In the Northern Territory, which is not a state and does not have a Governor, but which is self-governing with its own legislature and executive, the role of the Crown is filled by an Administrator of the Northern Territory appointed by the Governor-General-in-Council—that is, the Governor-General acting on the formal advice of the Federal Executive Council—on the recommendation of the Chief Minister of the Northern Territory, in accordance with the provisions of the Northern Territory (Self-Government) Act 1978 (Cth).[7]

Australian Capital Territory

The Australian Capital Territory (ACT) does not have an Administrator. As in all other Australian territories, the Governor-General of the Commonwealth remains the direct constitutional representative of the Queen in the Territory; however, pursuant to the provisions of the Australian Capital Territory (Self-Government) Act 1988 (Cwth) there is a Territory Executive consisting of the Chief Minister of the Australian Capital Territory and any other Ministers admitted by them to the Executive. The Crown is therefore represented by the Governor-General of Australia in the Government of the ACT. However, reserve powers analogous to those vested in a State Governor are vested by the Act in the Federal Minister for Territories, who may, for example, dissolve the ACT Assembly in cases of corruption or deadlock.

Other Australian territories

As well as the internal and largely self-governing territories of the Northern Territory and the Australian Capital Territory, Australia also possesses (or lays claim to—since Australia's Antarctic claims are not universally recognised) seven external territories, each of which falls within the sphere of influence of the Commonwealth and is administered by the Commonwealth Government. Three of these, Norfolk Island (which enjoys a large degree of autonomy), the Territory of Cocos (Keeling) Islands and the Territory of Christmas Island have permanent populations and also have an Administrator appointed by the Governor-General-in-Council to administer the territory on their behalf. The remaining four external territories, the Australian Antarctic Territory, the Coral Sea Islands Territory, the Territory of Ashmore Reef and Cartier Island, and the Territory of Heard and McDonald Islands have no permanent population and do not have an Administrator as such but are administered directly by the Commonwealth Government, currently under the auspices of the Department of Agriculture, Water and the Environment (Australian Antarctic Territory) and the Department of Infrastructure, Transport, Regional Development and Communications (other territories).

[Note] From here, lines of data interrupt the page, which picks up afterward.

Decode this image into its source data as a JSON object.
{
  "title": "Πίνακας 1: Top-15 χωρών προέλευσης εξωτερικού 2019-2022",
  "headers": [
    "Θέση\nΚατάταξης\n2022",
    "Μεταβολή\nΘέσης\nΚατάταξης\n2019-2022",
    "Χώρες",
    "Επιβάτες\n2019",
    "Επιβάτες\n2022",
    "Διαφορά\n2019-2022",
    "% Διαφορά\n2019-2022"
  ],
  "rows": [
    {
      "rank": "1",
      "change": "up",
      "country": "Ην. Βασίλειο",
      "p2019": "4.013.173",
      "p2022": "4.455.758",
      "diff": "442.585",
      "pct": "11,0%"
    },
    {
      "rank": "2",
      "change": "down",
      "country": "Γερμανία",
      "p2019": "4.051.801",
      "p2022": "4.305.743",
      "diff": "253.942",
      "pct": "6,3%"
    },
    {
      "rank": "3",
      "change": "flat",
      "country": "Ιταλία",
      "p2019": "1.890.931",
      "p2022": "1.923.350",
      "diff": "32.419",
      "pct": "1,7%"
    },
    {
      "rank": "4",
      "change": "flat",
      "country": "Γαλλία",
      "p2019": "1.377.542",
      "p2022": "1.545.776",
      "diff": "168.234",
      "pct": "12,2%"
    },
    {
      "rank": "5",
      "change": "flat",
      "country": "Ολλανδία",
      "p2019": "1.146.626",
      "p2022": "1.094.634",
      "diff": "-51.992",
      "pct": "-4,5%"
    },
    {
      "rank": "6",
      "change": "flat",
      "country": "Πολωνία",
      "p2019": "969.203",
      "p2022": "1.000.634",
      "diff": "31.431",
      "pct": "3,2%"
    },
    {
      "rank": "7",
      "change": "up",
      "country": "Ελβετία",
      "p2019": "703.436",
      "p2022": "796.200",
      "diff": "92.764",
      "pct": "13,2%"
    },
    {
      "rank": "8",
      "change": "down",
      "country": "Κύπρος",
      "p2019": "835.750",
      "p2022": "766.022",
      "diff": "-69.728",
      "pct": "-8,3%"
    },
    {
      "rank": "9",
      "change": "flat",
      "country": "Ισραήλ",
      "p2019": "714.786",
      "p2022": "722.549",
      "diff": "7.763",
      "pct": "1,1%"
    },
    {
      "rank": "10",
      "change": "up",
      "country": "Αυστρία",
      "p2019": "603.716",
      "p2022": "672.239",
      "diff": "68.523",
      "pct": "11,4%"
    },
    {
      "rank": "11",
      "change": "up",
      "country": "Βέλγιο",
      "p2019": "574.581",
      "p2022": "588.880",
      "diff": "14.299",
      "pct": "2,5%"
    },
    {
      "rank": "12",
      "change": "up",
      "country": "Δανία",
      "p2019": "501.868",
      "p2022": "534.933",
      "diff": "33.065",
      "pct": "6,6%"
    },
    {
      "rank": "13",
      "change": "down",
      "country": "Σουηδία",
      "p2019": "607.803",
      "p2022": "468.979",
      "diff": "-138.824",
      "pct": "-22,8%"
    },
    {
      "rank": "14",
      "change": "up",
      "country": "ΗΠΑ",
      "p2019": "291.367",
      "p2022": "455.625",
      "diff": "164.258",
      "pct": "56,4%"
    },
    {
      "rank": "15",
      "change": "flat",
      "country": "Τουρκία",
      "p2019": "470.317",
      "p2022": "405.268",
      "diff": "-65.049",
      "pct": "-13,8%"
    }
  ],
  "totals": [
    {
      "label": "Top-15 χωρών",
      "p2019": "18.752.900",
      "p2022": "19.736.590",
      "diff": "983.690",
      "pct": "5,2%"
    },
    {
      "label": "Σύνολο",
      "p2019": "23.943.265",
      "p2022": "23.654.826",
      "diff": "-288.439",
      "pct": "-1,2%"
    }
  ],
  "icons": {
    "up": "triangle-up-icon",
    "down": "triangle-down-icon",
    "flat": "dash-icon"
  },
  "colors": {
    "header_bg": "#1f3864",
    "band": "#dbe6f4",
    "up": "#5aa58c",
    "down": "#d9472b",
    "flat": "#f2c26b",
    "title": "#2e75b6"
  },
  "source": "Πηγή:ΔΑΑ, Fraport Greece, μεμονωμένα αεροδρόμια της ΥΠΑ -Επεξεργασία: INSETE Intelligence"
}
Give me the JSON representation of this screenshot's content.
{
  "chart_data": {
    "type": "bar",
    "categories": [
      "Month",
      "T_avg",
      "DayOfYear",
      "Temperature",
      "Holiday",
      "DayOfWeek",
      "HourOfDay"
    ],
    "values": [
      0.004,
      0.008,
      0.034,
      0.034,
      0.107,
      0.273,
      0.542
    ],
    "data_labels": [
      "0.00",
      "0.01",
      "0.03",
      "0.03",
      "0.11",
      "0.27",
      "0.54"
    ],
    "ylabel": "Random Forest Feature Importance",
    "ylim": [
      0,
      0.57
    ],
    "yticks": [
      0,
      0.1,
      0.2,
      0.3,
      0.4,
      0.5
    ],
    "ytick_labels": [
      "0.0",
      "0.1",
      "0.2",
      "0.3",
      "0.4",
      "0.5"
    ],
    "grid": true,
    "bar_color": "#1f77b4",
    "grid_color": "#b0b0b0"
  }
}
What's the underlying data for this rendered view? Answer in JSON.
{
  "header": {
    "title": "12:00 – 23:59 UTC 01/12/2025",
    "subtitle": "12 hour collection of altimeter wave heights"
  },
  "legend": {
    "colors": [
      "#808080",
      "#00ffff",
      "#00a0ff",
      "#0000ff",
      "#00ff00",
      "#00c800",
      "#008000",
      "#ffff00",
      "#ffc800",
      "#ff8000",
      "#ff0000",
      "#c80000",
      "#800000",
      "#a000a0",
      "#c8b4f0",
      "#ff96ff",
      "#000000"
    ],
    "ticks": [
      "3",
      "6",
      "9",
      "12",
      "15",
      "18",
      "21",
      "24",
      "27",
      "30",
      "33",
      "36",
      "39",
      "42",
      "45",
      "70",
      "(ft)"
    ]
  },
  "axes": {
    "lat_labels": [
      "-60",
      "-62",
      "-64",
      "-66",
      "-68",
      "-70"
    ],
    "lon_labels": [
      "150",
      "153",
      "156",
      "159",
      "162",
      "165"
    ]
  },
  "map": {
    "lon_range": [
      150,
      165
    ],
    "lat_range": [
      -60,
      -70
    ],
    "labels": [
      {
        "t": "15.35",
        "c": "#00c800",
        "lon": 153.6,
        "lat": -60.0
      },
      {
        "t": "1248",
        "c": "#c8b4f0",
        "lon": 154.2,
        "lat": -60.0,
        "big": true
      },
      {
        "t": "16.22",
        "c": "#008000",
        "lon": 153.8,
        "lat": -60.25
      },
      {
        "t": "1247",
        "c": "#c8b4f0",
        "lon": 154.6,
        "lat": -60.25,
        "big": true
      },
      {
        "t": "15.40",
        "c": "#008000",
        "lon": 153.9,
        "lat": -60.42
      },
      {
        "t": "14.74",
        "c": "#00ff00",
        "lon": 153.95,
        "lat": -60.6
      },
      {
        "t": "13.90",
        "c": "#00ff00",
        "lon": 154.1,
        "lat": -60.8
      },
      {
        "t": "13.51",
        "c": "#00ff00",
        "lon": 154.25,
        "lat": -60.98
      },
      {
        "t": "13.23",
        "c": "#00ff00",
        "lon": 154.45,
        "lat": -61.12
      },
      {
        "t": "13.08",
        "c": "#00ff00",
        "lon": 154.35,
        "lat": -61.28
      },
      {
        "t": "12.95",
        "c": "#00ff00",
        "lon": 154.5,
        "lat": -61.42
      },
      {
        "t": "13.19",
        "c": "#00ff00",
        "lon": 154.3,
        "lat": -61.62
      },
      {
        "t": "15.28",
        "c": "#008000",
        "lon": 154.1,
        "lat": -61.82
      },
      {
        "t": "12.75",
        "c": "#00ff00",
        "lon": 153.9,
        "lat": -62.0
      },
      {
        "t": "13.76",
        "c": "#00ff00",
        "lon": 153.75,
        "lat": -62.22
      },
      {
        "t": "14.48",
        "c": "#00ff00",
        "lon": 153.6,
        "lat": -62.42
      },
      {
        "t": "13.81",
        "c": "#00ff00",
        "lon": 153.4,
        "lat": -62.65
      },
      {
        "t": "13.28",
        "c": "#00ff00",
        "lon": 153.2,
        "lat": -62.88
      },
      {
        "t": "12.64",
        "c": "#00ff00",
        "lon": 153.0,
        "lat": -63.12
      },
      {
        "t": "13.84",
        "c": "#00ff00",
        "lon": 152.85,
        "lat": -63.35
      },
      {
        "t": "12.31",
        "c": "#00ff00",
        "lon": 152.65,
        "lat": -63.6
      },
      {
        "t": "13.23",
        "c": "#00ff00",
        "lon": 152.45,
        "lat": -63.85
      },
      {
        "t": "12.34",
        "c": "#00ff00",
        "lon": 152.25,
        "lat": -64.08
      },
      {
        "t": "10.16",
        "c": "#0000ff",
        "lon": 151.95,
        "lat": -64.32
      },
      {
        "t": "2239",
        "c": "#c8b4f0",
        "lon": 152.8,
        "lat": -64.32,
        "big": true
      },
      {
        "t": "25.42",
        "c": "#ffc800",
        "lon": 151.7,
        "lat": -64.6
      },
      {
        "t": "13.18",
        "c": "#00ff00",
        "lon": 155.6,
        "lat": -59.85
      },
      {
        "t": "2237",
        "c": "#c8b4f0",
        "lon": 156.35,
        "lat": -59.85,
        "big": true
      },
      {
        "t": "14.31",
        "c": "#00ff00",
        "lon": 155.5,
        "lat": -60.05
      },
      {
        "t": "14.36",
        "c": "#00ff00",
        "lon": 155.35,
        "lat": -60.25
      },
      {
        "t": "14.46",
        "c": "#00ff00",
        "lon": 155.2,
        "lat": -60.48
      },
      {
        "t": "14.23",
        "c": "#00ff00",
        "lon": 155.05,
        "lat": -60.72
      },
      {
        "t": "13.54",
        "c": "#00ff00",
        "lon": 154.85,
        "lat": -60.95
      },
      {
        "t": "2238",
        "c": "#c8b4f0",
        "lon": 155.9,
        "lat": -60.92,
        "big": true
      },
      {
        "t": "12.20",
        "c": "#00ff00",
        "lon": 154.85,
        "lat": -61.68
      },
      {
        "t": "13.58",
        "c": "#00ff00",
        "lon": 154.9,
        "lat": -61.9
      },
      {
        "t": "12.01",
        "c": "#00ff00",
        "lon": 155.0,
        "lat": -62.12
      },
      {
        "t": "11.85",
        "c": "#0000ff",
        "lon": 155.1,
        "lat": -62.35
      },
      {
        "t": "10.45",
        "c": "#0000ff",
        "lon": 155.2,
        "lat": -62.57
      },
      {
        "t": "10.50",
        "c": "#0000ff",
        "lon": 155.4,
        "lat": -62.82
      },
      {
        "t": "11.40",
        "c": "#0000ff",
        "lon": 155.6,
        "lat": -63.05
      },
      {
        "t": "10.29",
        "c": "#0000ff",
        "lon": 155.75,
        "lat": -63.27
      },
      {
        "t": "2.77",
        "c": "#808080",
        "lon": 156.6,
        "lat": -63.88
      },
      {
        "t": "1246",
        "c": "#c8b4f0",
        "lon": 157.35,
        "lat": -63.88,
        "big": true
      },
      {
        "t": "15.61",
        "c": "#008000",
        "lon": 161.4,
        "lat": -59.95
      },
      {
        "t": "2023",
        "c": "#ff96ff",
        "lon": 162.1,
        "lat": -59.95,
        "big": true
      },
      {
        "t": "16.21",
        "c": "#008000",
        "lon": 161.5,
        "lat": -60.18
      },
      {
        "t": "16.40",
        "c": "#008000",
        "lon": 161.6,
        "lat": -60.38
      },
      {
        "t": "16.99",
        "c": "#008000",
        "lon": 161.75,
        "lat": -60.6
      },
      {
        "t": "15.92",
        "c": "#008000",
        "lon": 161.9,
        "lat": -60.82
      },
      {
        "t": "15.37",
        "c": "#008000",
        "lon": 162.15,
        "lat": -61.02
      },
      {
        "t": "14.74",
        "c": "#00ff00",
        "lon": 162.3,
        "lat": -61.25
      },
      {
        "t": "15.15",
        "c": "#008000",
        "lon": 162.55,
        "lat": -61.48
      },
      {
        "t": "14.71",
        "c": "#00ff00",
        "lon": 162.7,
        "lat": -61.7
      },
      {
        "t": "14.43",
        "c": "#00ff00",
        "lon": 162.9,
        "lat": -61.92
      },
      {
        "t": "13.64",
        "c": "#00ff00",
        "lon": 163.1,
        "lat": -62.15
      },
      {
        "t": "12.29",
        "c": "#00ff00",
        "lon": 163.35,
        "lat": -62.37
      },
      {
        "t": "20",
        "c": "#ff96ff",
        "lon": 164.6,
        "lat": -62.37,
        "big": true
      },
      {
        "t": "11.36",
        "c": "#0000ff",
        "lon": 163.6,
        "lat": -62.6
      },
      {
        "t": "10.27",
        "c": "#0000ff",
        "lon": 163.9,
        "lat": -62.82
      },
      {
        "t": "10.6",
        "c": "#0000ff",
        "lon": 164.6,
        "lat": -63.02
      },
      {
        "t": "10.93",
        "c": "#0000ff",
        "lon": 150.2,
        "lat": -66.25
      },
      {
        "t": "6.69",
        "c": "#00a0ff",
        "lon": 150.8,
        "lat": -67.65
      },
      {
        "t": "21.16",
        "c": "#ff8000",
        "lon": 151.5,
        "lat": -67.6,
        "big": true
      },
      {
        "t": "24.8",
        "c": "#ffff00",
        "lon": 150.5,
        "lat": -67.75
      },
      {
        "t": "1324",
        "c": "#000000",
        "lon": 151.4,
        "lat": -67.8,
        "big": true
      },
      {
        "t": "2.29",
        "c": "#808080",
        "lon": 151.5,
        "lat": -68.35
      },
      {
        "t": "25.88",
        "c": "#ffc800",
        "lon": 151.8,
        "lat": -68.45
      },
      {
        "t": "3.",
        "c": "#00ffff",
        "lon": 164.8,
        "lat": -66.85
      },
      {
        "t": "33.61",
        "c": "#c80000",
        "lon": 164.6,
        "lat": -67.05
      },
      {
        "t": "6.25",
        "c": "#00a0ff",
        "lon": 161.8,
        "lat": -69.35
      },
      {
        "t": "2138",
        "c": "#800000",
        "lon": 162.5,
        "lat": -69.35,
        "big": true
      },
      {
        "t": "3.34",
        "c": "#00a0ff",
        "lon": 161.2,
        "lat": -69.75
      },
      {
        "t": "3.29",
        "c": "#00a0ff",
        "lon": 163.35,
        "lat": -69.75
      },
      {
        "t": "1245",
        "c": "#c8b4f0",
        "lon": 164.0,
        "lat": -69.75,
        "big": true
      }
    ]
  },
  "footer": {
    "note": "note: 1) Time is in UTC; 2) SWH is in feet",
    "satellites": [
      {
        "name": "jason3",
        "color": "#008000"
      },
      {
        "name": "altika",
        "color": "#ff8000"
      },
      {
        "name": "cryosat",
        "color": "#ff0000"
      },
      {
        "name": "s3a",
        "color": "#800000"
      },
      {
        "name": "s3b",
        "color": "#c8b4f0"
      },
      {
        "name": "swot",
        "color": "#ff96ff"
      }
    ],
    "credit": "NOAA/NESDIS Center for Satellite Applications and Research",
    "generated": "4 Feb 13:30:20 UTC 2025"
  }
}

In addition to the two self-governing internal territories and Australia's seven external territories, there is also the internal territory of Jervis Bay. Prior to ACT Self-Government in 1989, what is now the Jervis Bay Territory constituted part of the Australian Capital Territory. Upon ACT Self-Government it became a separate territory located on the Australian mainland; for the most part it is populated with Defence Force personnel. The territory does not have an Administrator and is administered directly by the Commonwealth Government.

Administrator of a local government area

In Australia, local government areas are the third tier of government in Australia administered by the states and territories, and in cases where the state government has been obliged to dismiss or suspend the operations of local government in an area, an Administrator is appointed to take the place of the elected mayor and councillors. In New South Wales, with 132 local government authorities in 2016, the powers of an Administrator are set out in Chapter 9, Part 2, Division 6 (Appointment of administrator), Sections 255-259, of the Local Government Act 1993. Prominent recent examples of NSW councils being operated by administrators include: Port Macquarie-Hastings Council (2008–2012), City of Wollongong (2008–2012), Tweed Shire (2005–2008), Warringah Council (1965–1967, 1985–1987, 2003–2008), and Central Coast Council (2020–present).